Font Size:  

“And yet you’re still not answering me,” I reminded her, smiling a little at her bashful head shake.

“I know.”

“Did Jules set you up here?” I asked, even though it made no sense for her to do so. At least not without telling one of us.

“No. Jules doesn’t know I’m here. And, actually, I would really appreciate it if you don’t tell her. Or anyone else in the office for that matter. I know you guys all have your bro code and stuff, but I’m begging you here.”

Begging.

That was a strong enough of a word to put me on edge.

Before, it had just been a genuine curiosity, things that didn’t make a lot of sense.

But if she was begging me to keep a secret from her sister–when she was as close as could be with her family–then, yeah, something was up. Something big. Likely something bad.

“I won’t say anything. At least not until I need to,” I told her, not making promises I wasn’t sure I could keep.

If things were on the serious side, then, well, she was our girl just as sure as Jules was; we needed to protect her.

“I guess that is the best you’re gonna give me, huh?” she asked as the teapot flicked off.

She turned, pouring water, and adding honey to her tea, then faced me again with the hot cup between both hands.

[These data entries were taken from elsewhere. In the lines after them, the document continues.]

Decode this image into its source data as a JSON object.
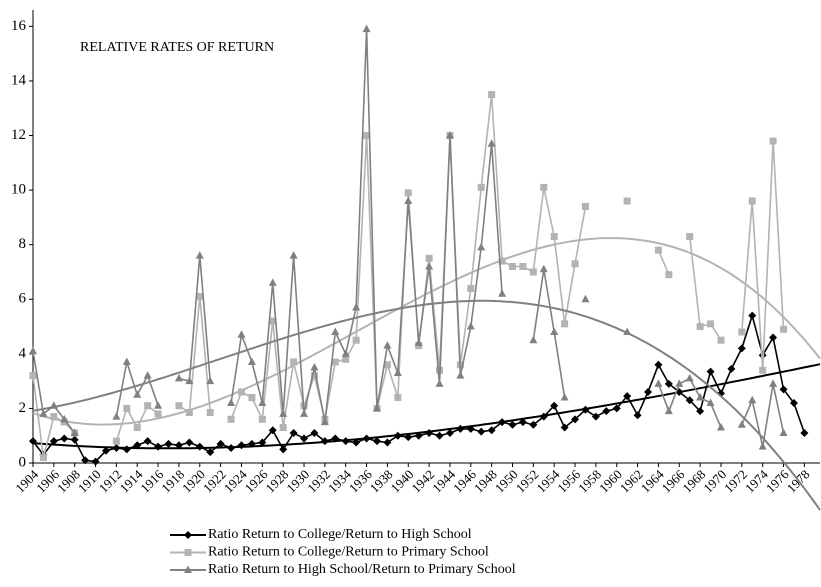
{
  "chart_data": {
    "type": "line",
    "title": "RELATIVE RATES OF RETURN",
    "x": [
      1904,
      1905,
      1906,
      1907,
      1908,
      1909,
      1910,
      1911,
      1912,
      1913,
      1914,
      1915,
      1916,
      1917,
      1918,
      1919,
      1920,
      1921,
      1922,
      1923,
      1924,
      1925,
      1926,
      1927,
      1928,
      1929,
      1930,
      1931,
      1932,
      1933,
      1934,
      1935,
      1936,
      1937,
      1938,
      1939,
      1940,
      1941,
      1942,
      1943,
      1944,
      1945,
      1946,
      1947,
      1948,
      1949,
      1950,
      1951,
      1952,
      1953,
      1954,
      1955,
      1956,
      1957,
      1958,
      1959,
      1960,
      1961,
      1962,
      1963,
      1964,
      1965,
      1966,
      1967,
      1968,
      1969,
      1970,
      1971,
      1972,
      1973,
      1974,
      1975,
      1976,
      1977,
      1978
    ],
    "series": [
      {
        "name": "Ratio Return to College/Return to High School",
        "color": "#000000",
        "marker": "diamond",
        "values": [
          0.8,
          0.3,
          0.8,
          0.9,
          0.85,
          0.1,
          0.05,
          0.45,
          0.55,
          0.5,
          0.65,
          0.8,
          0.6,
          0.7,
          0.65,
          0.75,
          0.6,
          0.4,
          0.7,
          0.55,
          0.65,
          0.7,
          0.75,
          1.2,
          0.5,
          1.1,
          0.9,
          1.1,
          0.8,
          0.9,
          0.8,
          0.75,
          0.9,
          0.8,
          0.75,
          1.0,
          0.95,
          1.0,
          1.1,
          1.0,
          1.1,
          1.25,
          1.25,
          1.15,
          1.2,
          1.5,
          1.4,
          1.5,
          1.4,
          1.7,
          2.1,
          1.3,
          1.6,
          1.95,
          1.7,
          1.9,
          2.0,
          2.45,
          1.75,
          2.6,
          3.6,
          2.9,
          2.6,
          2.3,
          1.9,
          3.35,
          2.55,
          3.45,
          4.2,
          5.4,
          3.95,
          4.6,
          2.7,
          2.2,
          1.1
        ]
      },
      {
        "name": "Ratio Return to College/Return to Primary School",
        "color": "#b3b3b3",
        "marker": "square",
        "values": [
          3.2,
          0.2,
          1.7,
          1.5,
          1.1,
          null,
          null,
          null,
          0.8,
          2.0,
          1.3,
          2.1,
          1.8,
          null,
          2.1,
          1.85,
          6.1,
          1.85,
          null,
          1.6,
          2.6,
          2.4,
          1.6,
          5.2,
          1.3,
          3.7,
          2.1,
          3.2,
          1.6,
          3.7,
          3.8,
          4.5,
          12.0,
          2.0,
          3.6,
          2.4,
          9.9,
          4.3,
          7.5,
          3.4,
          12.0,
          3.6,
          6.4,
          10.1,
          13.5,
          7.4,
          7.2,
          7.2,
          7.0,
          10.1,
          8.3,
          5.1,
          7.3,
          9.4,
          null,
          null,
          null,
          9.6,
          null,
          null,
          7.8,
          6.9,
          null,
          8.3,
          5.0,
          5.1,
          4.5,
          null,
          4.8,
          9.6,
          3.4,
          11.8,
          4.9,
          null,
          null
        ]
      },
      {
        "name": "Ratio Return to High School/Return to Primary School",
        "color": "#808080",
        "marker": "triangle",
        "values": [
          4.1,
          1.8,
          2.1,
          1.6,
          1.1,
          null,
          null,
          null,
          1.7,
          3.7,
          2.5,
          3.2,
          2.1,
          null,
          3.1,
          3.0,
          7.6,
          3.0,
          null,
          2.2,
          4.7,
          3.7,
          2.2,
          6.6,
          1.8,
          7.6,
          1.8,
          3.5,
          1.5,
          4.8,
          4.0,
          5.7,
          15.9,
          2.0,
          4.3,
          3.3,
          9.6,
          4.4,
          7.2,
          2.9,
          12.0,
          3.2,
          5.0,
          7.9,
          11.7,
          6.2,
          null,
          null,
          4.5,
          7.1,
          4.8,
          2.4,
          null,
          6.0,
          null,
          null,
          null,
          4.8,
          null,
          null,
          2.9,
          1.9,
          2.9,
          3.1,
          2.4,
          2.2,
          1.3,
          null,
          1.4,
          2.3,
          0.6,
          2.9,
          1.1,
          null,
          null
        ]
      }
    ],
    "trendline": "polynomial",
    "trendline_order": 3,
    "xlim": [
      1904,
      1979.5
    ],
    "xticks": [
      1904,
      1906,
      1908,
      1910,
      1912,
      1914,
      1916,
      1918,
      1920,
      1922,
      1924,
      1926,
      1928,
      1930,
      1932,
      1934,
      1936,
      1938,
      1940,
      1942,
      1944,
      1946,
      1948,
      1950,
      1952,
      1954,
      1956,
      1958,
      1960,
      1962,
      1964,
      1966,
      1968,
      1970,
      1972,
      1974,
      1976,
      1978
    ],
    "ylim": [
      0,
      16.6
    ],
    "yticks": [
      0,
      2,
      4,
      6,
      8,
      10,
      12,
      14,
      16
    ],
    "grid": false
  }
}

“I can’t go back to my apartment,” she admitted, eyes on mine.

“Why not?”

“Because it’s not safe.”

‘Safe’ had a lot of connotations. She could be having the place fumigated for roaches, and the chemicals could hurt her. Or she could have an issue with a gas leak or a rabid dog across the hall.

But I knew.

I knew this was a different kind of not safe.

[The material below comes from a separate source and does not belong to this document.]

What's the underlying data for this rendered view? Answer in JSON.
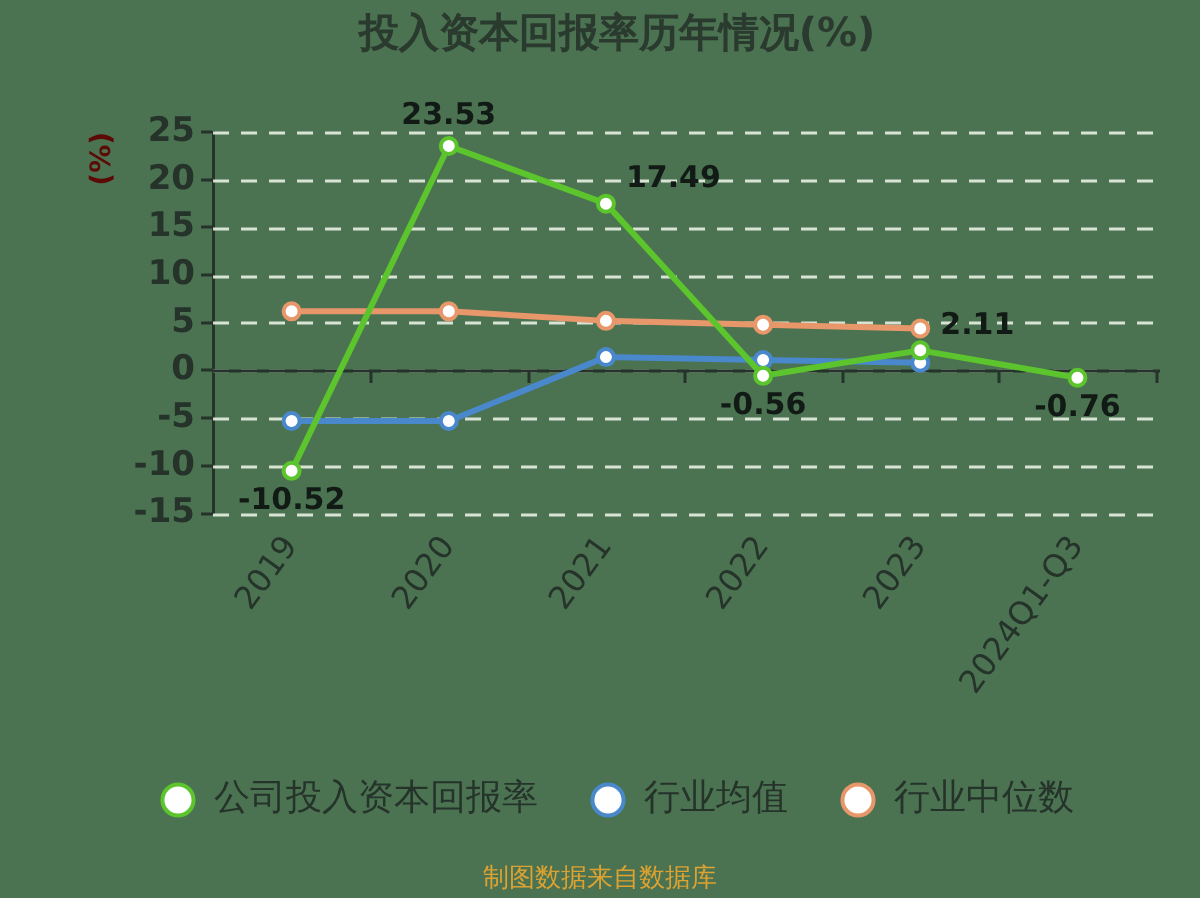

The kind that had you fleeing your life to hide in a place you knew had multiple security levels. From a state-of-the-art system to thermal protected walls and bullet resistant windows.

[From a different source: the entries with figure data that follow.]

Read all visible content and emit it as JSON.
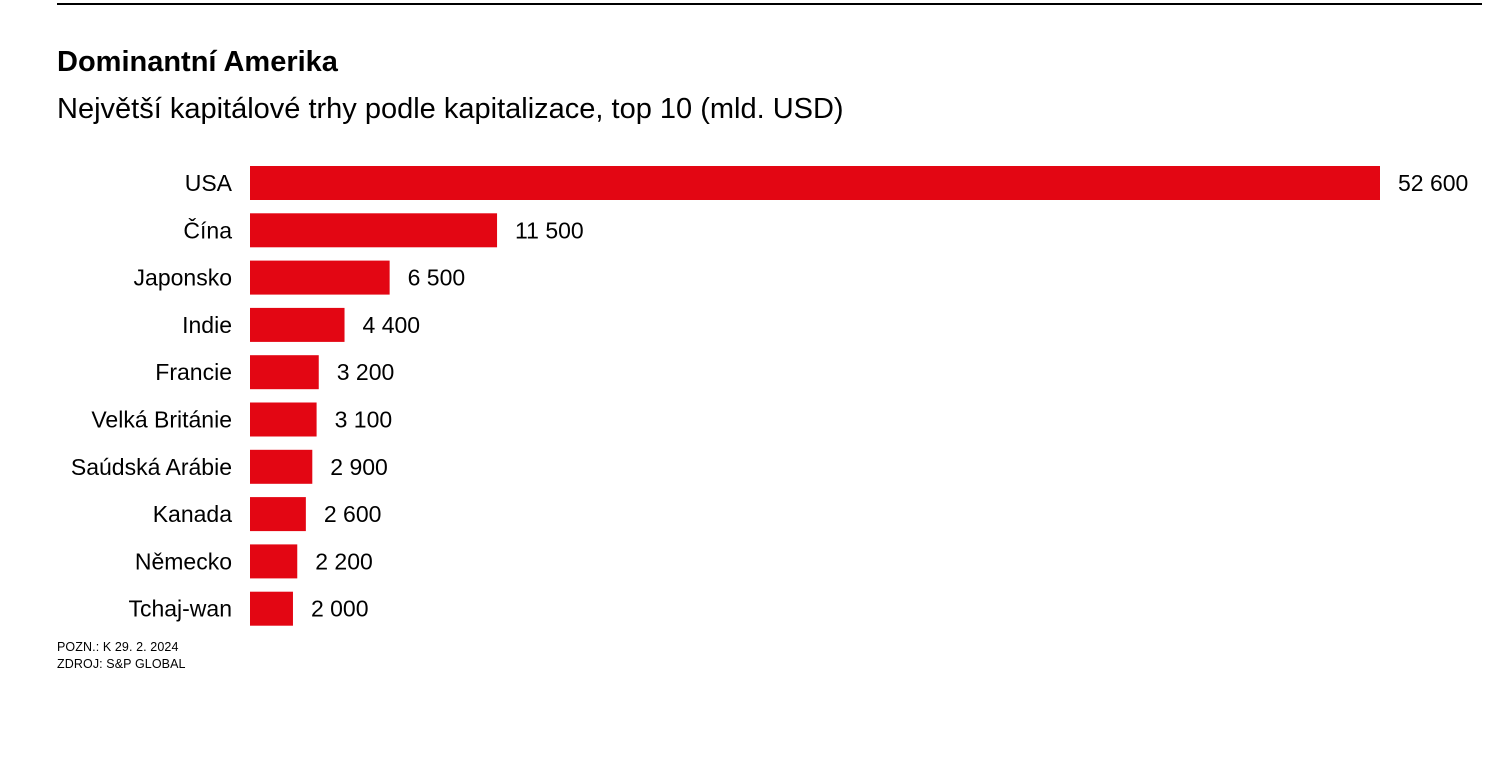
{
  "chart_data": {
    "type": "bar",
    "orientation": "horizontal",
    "title": "Dominantní Amerika",
    "subtitle": "Největší kapitálové trhy podle kapitalizace, top 10 (mld. USD)",
    "categories": [
      "USA",
      "Čína",
      "Japonsko",
      "Indie",
      "Francie",
      "Velká Británie",
      "Saúdská Arábie",
      "Kanada",
      "Německo",
      "Tchaj-wan"
    ],
    "values": [
      52600,
      11500,
      6500,
      4400,
      3200,
      3100,
      2900,
      2600,
      2200,
      2000
    ],
    "value_labels": [
      "52 600",
      "11 500",
      "6 500",
      "4 400",
      "3 200",
      "3 100",
      "2 900",
      "2 600",
      "2 200",
      "2 000"
    ],
    "xlim": [
      0,
      52600
    ],
    "grid": false,
    "bar_color": "#e30613"
  },
  "footnotes": {
    "note": "POZN.: K 29. 2. 2024",
    "source": "ZDROJ: S&P GLOBAL"
  }
}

So if she was here instead of crashing at her parents’ house or with a friend, it certainly made one think she was into something serious.

“What did you get yourself into, Gemma?”

TWO

Gemma

Maybe it was naive of me to think I would get away with it.

Indefinitely.

I guess the reality was what gave me a false sense of confidence.

And the reality was I had gotten away with it for two weeks already.

It was easy to think that Quin and his team had somehow just gotten sloppy or let security lax. The reality was, for many years, they had placed their trust in me.

That trust meant I knew the codes. I had access to the computer systems. I knew exactly how to get in and out untraced, to make sure no one was scheduled to be staying in the rooms at any point.

Thanks to my sister, I knew that everything in the fridge and the cabinets was kept in fresh rotation, that the place would be cleaned of any trace of me by the cleaning staff that would come in once a week.

It was a damn near perfect plan.

Except, of course, there was no accounting for a tired team member who decided to crash in one of the rooms.

I hadn’t even factored in the possibility. In all the times I worked in the office, I had only maybe seen it happen once or twice. Usually only when there was a really serious case that everyone was working on, when no one was allowed to go home.

But there were no big cases at the moment. Miller was working one, and so was Gunner. Nia was always up to something.

There hadn’t been an all-hands-on-deck sort of situation since the last time Fenway got himself into international trouble.

It seemed like I could get away with it for as long as I needed to.

Without doing any harm.

That was always my mission in life.

What they didn’t know certainly wouldn’t hurt them. And it would help me.

It was a win/win if I ever saw one.

Except, of course, for Lincoln.

In all the time I spent temping at the office, I never really knew him to sleep in the rooms above. He usually had a girl at home. A horribly matched girl, though he always seemed so wholly unaware of that fact even when everyone else saw it perfectly.

But that was Lincoln. A bit of a hopeless romantic. When between steady girls he had no business trying to make something work with, he could be a bit of a bed-hopper.

Rarely was he sleeping alone.

I couldn’t have anticipated him.

Yet there he was.

I knew these guys well enough to know they would never let me just walk away from this without a solid explanation.

And, well, maybe it wouldn’t be too terrible for me not to be so alone in it.

While I knew I was safe at night when I was locked in the fortress these men called a workplace, it was a whole other story about twenty minutes after sunrise when I had to clear out all the obvious traces of my inhabitance and leave the security of the building.